Why there's no single answer
When people ask me "how many calories does a session burn?", the honest answer is: it depends, a lot. Two people doing exactly the same session can have an expenditure that differs twofold. Before giving numbers, you have to understand what makes them vary, otherwise any figure would be misleading.
Your body weight
This is the first factor. Moving a 90 kg body costs more energy than moving a 60 kg body, for the same effort. For the same session, a heavier person will mechanically burn more calories. That's why the generic estimates you find online should always be taken with caution: they assume an "average" weight that may not be yours.

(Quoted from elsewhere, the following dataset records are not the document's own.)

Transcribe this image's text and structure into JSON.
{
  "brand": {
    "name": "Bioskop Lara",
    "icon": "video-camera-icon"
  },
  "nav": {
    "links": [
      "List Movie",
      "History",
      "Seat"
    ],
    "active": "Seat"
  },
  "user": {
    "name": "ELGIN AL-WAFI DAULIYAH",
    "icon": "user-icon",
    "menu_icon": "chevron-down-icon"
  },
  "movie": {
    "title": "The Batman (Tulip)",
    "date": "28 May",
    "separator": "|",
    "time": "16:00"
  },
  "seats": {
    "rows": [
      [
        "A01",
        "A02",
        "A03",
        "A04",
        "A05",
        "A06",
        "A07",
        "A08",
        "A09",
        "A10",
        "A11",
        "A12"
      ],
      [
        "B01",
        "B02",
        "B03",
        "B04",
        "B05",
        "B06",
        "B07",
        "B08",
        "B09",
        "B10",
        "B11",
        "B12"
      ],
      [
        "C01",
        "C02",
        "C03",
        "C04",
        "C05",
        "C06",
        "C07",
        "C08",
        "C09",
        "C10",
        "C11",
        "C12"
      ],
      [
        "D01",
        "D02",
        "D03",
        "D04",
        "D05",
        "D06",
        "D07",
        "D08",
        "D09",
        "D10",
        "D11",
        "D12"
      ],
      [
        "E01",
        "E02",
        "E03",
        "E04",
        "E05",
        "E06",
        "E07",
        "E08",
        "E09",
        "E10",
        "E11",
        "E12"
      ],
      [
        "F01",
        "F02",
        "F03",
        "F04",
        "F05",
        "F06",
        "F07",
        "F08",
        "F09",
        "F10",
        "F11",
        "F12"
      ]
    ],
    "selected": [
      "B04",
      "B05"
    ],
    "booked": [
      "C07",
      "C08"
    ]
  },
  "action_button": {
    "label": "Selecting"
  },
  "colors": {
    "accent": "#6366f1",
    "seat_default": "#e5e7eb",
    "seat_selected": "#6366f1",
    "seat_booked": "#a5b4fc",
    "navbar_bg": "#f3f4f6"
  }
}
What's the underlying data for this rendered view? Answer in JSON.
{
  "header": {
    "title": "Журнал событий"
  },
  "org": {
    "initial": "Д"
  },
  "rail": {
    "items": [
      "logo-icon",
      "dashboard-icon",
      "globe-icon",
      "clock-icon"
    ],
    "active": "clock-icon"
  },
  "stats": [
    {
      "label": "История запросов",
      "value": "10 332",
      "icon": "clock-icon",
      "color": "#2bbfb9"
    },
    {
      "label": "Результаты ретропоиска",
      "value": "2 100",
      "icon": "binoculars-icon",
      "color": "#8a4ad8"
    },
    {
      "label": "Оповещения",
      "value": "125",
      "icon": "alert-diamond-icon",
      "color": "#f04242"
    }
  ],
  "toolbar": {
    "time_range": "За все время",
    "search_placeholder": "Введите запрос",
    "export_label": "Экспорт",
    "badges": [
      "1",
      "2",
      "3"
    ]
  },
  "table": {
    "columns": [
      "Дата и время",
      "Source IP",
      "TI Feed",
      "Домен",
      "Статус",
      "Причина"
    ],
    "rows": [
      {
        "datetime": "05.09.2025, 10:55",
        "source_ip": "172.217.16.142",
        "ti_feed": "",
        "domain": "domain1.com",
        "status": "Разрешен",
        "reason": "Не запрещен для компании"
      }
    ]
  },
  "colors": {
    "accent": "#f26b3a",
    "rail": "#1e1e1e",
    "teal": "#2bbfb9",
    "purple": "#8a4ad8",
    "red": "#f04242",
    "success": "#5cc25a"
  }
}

The real intensity of the effort
An hour spent "at the gym" means nothing on its own. Between someone stringing sets together with short rests and someone checking their phone between each exercise, the expenditure is nothing alike. Intensity (the share of your maximum capacity you mobilise) is a major determinant, far more than the displayed duration of the session.
The type of effort
Continuous cardio, intervals, heavy strength work, circuit training: each format taps energy differently. Cardio burns a lot during the effort; strength training burns less in the moment but triggers an afterburn and builds muscle. The type of effort therefore changes both the session's figure and its effect on the hours that follow.
Your muscle mass
The more muscle you have, the higher your basal metabolism, so the more you burn, even at rest. For an identical session, a muscular person has a slightly higher expenditure. That's also why building muscle is a long-term investment in your daily expenditure, well beyond the session itself.